Alain Marleix à la manœuvre

Le secrétaire d’Etat à l’Intérieur et aux Collectivités territoriales est passé entre les gouttes. Lors du premier tour du scrutin dans le Cantal, Alain Marleix a maintenu l’UMP hors de l’eau. Ses 41,93 % placent le chef de file du parti présidentiel en Auvergne parmi les premiers de la classe gouvernementale.
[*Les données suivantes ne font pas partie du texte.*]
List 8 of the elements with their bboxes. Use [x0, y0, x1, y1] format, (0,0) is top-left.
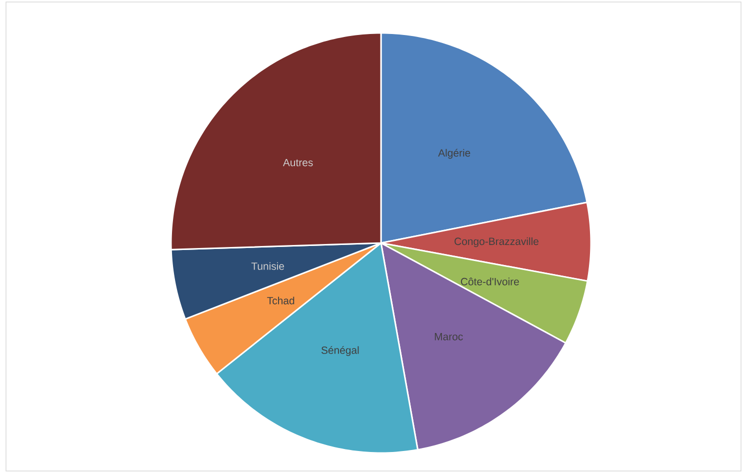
- slice-label: Maroc: [434, 333, 463, 340]
- slice-label: Congo-Brazzaville: [454, 237, 538, 248]
- slice-label: Tunisie: [251, 262, 284, 270]
- slice-label: Tchad: [267, 296, 294, 304]
- slice-label: Autres: [282, 158, 313, 166]
- slice-label: Côte-d'Ivoire: [460, 278, 519, 286]
- slice-label: Sénégal: [321, 346, 359, 356]
- slice-label: Algérie: [438, 148, 470, 159]
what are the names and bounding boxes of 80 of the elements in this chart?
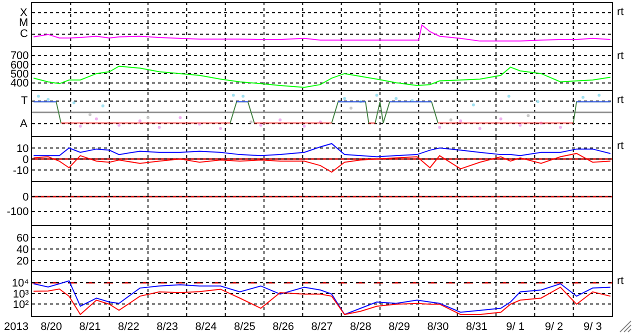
x-tick-label: 8/31 — [466, 321, 488, 334]
y-tick-label: 10⁴ — [12, 278, 30, 290]
text: M — [19, 17, 28, 29]
y-tick-label: 60 — [16, 232, 29, 244]
point — [558, 126, 562, 129]
line-series — [33, 66, 611, 88]
point — [375, 94, 378, 97]
y-tick-label: 0 — [22, 154, 29, 166]
y-tick-label: 400 — [10, 78, 29, 90]
y-tick-label: 20 — [16, 255, 29, 268]
point — [46, 98, 50, 102]
point — [94, 117, 98, 120]
point — [459, 119, 462, 122]
point — [138, 119, 142, 122]
point — [146, 116, 150, 120]
point — [178, 116, 182, 120]
point — [101, 104, 104, 108]
text: T — [21, 95, 28, 107]
text: rt — [617, 50, 624, 62]
x-tick-label: 8/26 — [272, 321, 294, 334]
point — [472, 103, 475, 106]
x-tick-label: 9/ 1 — [506, 321, 525, 334]
text: X — [20, 7, 28, 19]
x-tick-label: 8/22 — [118, 321, 140, 334]
x-tick-label: 9/ 3 — [583, 321, 602, 334]
y-tick-label: -10 — [12, 164, 29, 177]
point — [507, 94, 510, 98]
point — [449, 118, 452, 122]
x-tick-label: 8/23 — [156, 321, 178, 334]
x-tick-label: 8/20 — [40, 321, 62, 334]
point — [438, 126, 442, 129]
point — [582, 96, 584, 99]
point — [350, 106, 352, 110]
point — [518, 124, 522, 127]
line-series — [33, 286, 611, 316]
x-tick-label: 8/24 — [195, 321, 217, 334]
y-tick-label: 500 — [10, 68, 29, 80]
point — [302, 124, 306, 128]
text: rt — [617, 275, 624, 287]
x-tick-label: 8/30 — [427, 321, 449, 334]
point — [158, 126, 161, 129]
point — [232, 94, 235, 97]
y-tick-label: 10² — [12, 299, 30, 312]
point — [394, 97, 398, 100]
point — [72, 101, 76, 104]
point — [478, 126, 482, 130]
x-tick-label: 8/25 — [234, 321, 256, 334]
y-tick-label: 10 — [16, 142, 29, 155]
point — [219, 126, 222, 130]
point — [598, 94, 601, 97]
text: A — [20, 118, 28, 130]
line-series — [33, 143, 611, 158]
y-tick-label: -100 — [6, 206, 29, 218]
point — [88, 113, 92, 116]
point — [259, 124, 262, 127]
point — [78, 124, 82, 128]
point — [343, 97, 346, 100]
y-tick-label: 40 — [16, 244, 29, 256]
x-tick-label: 8/27 — [311, 321, 333, 334]
x-tick-label: 8/21 — [79, 321, 101, 334]
x-tick-label: 9/ 2 — [544, 321, 564, 334]
text: rt — [617, 6, 624, 18]
y-tick-label: 10³ — [12, 288, 30, 300]
line-series — [33, 152, 611, 173]
line-series — [33, 280, 611, 316]
point — [118, 124, 120, 127]
text: rt — [617, 94, 624, 106]
text: rt — [617, 140, 624, 152]
x-tick-label: 8/28 — [350, 321, 372, 334]
point — [526, 114, 530, 118]
y-tick-label: 0 — [22, 192, 29, 204]
x-tick-label: 8/29 — [388, 321, 410, 334]
point — [499, 117, 502, 120]
text: C — [20, 28, 28, 40]
point — [36, 94, 40, 98]
point — [250, 120, 253, 124]
x-axis-title: 2013 — [4, 321, 28, 333]
point — [536, 100, 540, 104]
point — [278, 118, 282, 122]
point — [242, 94, 245, 98]
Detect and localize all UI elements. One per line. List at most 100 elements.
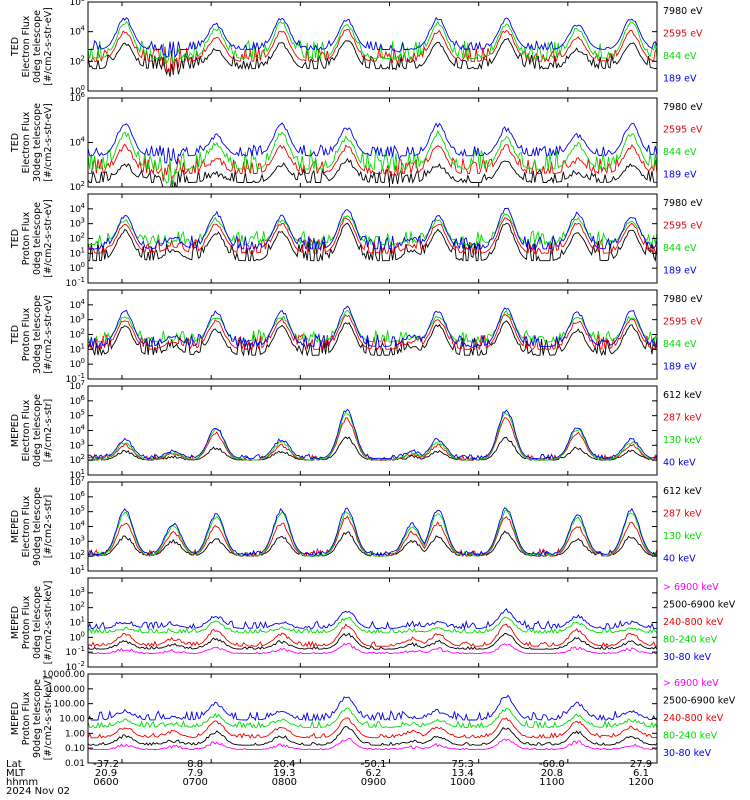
time-tick-hhmm: 0700 bbox=[182, 777, 207, 788]
y-tick-exponent: 6 bbox=[81, 490, 86, 498]
y-tick-label: 10 bbox=[70, 523, 82, 533]
time-tick-mlt: 19.3 bbox=[273, 768, 295, 779]
y-axis-label-line: MEPED bbox=[10, 606, 21, 639]
y-tick-label: 10 bbox=[70, 345, 82, 355]
legend-entry: 80-240 keV bbox=[663, 635, 718, 646]
y-tick-label: 1.00 bbox=[65, 729, 85, 739]
y-tick-label: 10000.00 bbox=[42, 670, 85, 680]
y-tick-label: 10 bbox=[70, 478, 82, 488]
y-axis-label-line: [#/cm2-s-str] bbox=[43, 399, 54, 462]
y-tick-label: 10 bbox=[70, 205, 82, 215]
series-4-1 bbox=[88, 320, 657, 357]
y-axis-label-line: TED bbox=[10, 37, 21, 57]
y-tick-label: 10 bbox=[70, 508, 82, 518]
series-3-4 bbox=[88, 207, 657, 251]
legend-entry: 2595 eV bbox=[663, 29, 703, 40]
time-tick-mlt: 13.4 bbox=[452, 768, 474, 779]
legend-entry: 844 eV bbox=[663, 51, 697, 62]
y-tick-exponent: 2 bbox=[81, 232, 85, 240]
time-tick-lat: 8.8 bbox=[187, 759, 203, 770]
series-1-2 bbox=[88, 28, 657, 73]
y-tick-label: 10 bbox=[70, 264, 82, 274]
y-tick-label: 100.00 bbox=[54, 700, 86, 710]
y-tick-label: 10 bbox=[66, 279, 78, 289]
y-axis-label: MEPED Proton Flux 0deg telescope [#/cm2-s-s… bbox=[10, 581, 54, 665]
series-6-4 bbox=[88, 507, 657, 556]
series-6-2 bbox=[88, 515, 657, 558]
y-tick-exponent: 3 bbox=[81, 438, 85, 446]
y-tick-label: 10.00 bbox=[59, 715, 85, 725]
series-7-3 bbox=[88, 623, 657, 648]
y-tick-exponent: 0 bbox=[81, 357, 85, 365]
legend-entry: 612 keV bbox=[663, 486, 702, 497]
legend-entry: 40 keV bbox=[663, 554, 696, 565]
y-tick-label: 10 bbox=[66, 375, 78, 385]
y-tick-label: 10 bbox=[66, 648, 78, 658]
y-axis-label-line: TED bbox=[10, 133, 21, 153]
y-tick-label: 10 bbox=[70, 589, 82, 599]
y-tick-label: 10 bbox=[70, 552, 82, 562]
y-axis-label-line: [#/cm2-s-str-eV] bbox=[43, 295, 54, 374]
series-1-1 bbox=[88, 37, 657, 77]
y-tick-exponent: -1 bbox=[78, 645, 85, 653]
y-axis-label-line: [#/cm2-s-str-eV] bbox=[43, 199, 54, 278]
legend-entry: 844 eV bbox=[663, 339, 697, 350]
y-tick-label: 10 bbox=[70, 427, 82, 437]
y-axis-label-line: Proton Flux bbox=[21, 211, 32, 265]
series-1-4 bbox=[88, 16, 657, 59]
time-tick-lat: 27.9 bbox=[630, 759, 652, 770]
y-tick-exponent: 0 bbox=[81, 84, 85, 92]
series-5-3 bbox=[88, 411, 657, 461]
y-tick-exponent: 0 bbox=[81, 261, 85, 269]
time-row-label-date: 2024 Nov 02 bbox=[6, 786, 70, 797]
y-tick-exponent: 3 bbox=[81, 217, 85, 225]
y-tick-label: 10 bbox=[70, 633, 82, 643]
legend-entry: 189 eV bbox=[663, 362, 697, 373]
y-tick-label: 10 bbox=[70, 301, 82, 311]
y-tick-exponent: 3 bbox=[81, 534, 85, 542]
y-tick-exponent: 2 bbox=[81, 453, 85, 461]
y-tick-exponent: 3 bbox=[81, 586, 85, 594]
y-axis-label-line: Electron Flux bbox=[21, 495, 32, 557]
y-axis-label-line: MEPED bbox=[10, 414, 21, 447]
legend-entry: 189 eV bbox=[663, 74, 697, 85]
y-tick-label: 10 bbox=[70, 139, 82, 149]
y-tick-label: 10 bbox=[70, 493, 82, 503]
y-tick-label: 10 bbox=[70, 331, 82, 341]
y-tick-exponent: 4 bbox=[81, 298, 86, 306]
y-tick-label: 10 bbox=[70, 0, 82, 8]
time-row-label-hhmm: hhmm bbox=[6, 777, 38, 788]
y-tick-exponent: 2 bbox=[81, 328, 85, 336]
series-2-1 bbox=[88, 157, 657, 187]
y-axis-label-line: 0deg telescope bbox=[32, 586, 43, 659]
time-tick-lat: 75.3 bbox=[452, 759, 474, 770]
y-tick-exponent: 4 bbox=[81, 25, 86, 33]
y-tick-label: 10 bbox=[70, 604, 82, 614]
series-5-1 bbox=[88, 436, 657, 462]
series-4-2 bbox=[88, 314, 657, 351]
y-tick-exponent: 1 bbox=[81, 564, 85, 572]
y-axis-label: MEPED Proton Flux 90deg telescope [#/cm2-s-… bbox=[10, 677, 54, 761]
series-7-5 bbox=[88, 608, 657, 630]
y-tick-label: 10 bbox=[70, 456, 82, 466]
legend-entry: 612 keV bbox=[663, 390, 702, 401]
y-tick-exponent: 1 bbox=[81, 342, 85, 350]
y-axis-label-line: TED bbox=[10, 325, 21, 345]
y-tick-label: 0.10 bbox=[65, 744, 85, 754]
y-axis-label-line: 30deg telescope bbox=[32, 103, 43, 182]
legend-entry: 7980 eV bbox=[663, 102, 703, 113]
series-8-4 bbox=[88, 707, 657, 729]
series-3-1 bbox=[88, 222, 657, 263]
plot-frame bbox=[87, 1, 658, 92]
y-axis-label-line: 0deg telescope bbox=[32, 202, 43, 275]
y-axis-label-line: [#/cm2-s-str] bbox=[43, 495, 54, 558]
y-axis-label-line: [#/cm2-s-str-eV] bbox=[43, 7, 54, 86]
series-8-2 bbox=[88, 726, 657, 746]
legend-entry: 30-80 keV bbox=[663, 748, 712, 759]
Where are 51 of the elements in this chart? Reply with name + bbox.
Dans l’ensemble de la région, le secrétaire d’Etat décroche un honorable 28,72 %, juste devant le président (PS) sortant René Souchon (28,03 %). Un score qui ne lui laisse guère d’espoirs, plombé qu’il est par la performance de… son ministre de tutelle, Brice Hortefeux. A la tête de la section départementale du Puy-de-Dôme, le titulaire de la Place Beauvau plafonne à 23,65 %. Il paie sans doute là ses hésitations. Face à la défaite annoncée, le lieutenant de Nicolas Sarkozy avait renoncé à prendre les manettes de la liste régionale. Le ministre culmine à 21,15 % à Clermont-Ferrand où il avait jeté l’éponge à la veille des municipales de 2008.

Arrondissementier

Le secrétaire d’Etat s’est dévoué. En grognard. Son succès départemental, l’ex-maire de Massiac le doit à son savoir-faire d’arrondissementier. Le conseiller général a rayé le mot « vacances » de son vocabulaire. Alain Marleix laboure ses terres escarpées, d’une fête de village à une remise de médaille. Un profil original et désuet dans un gouvernement chiche en édiles enracinés. Mais Nicolas Sarkozy  ne se fait-il pas le chantre de « la culture des résultats » ?

Le verdict du 14 mars n’annonce-t-il pas des orages au sein du « pack auvergnat » ? A coup sûr, non. Brice Hortefeux et Alain Marleix, partisans d’Edouard Balladur en 1995, s’entendent comme larrons en foire. Le secrétaire d’Etat semble davantage taillé pour l’ombre que la lumière. Le sexagénaire au ton monocorde n’est jamais aussi à son aise que dans le secret des commissions d’investiture. Le gaulliste connaît sa géographie électorale comme sa poche.

Double casquette

Des talents que Nicolas Sarkozy compte encore utiliser. Selon Le Monde daté du 18 mars, le monsieur redécoupage des circonscriptions législatives, pourrait reprendre du service à l’UMP. En clair : retrouver le secrétariat national aux élections qu’il avait dû quitter lors de son entrée au gouvernement le 18 mars 2008. Le secteur est en jachère depuis, notamment, le décès le 18 février 2010 d’un autre apparatchik du RPR : Robert Pandraud. La formation majoritaire doit muscler son équipe avant de désigner ses candidats aux législatives de 2012. « Il y a une certaine logique à ce que celui qui a découpé les cases soit celui qui les remplisse », juge un ministre dans Le Monde.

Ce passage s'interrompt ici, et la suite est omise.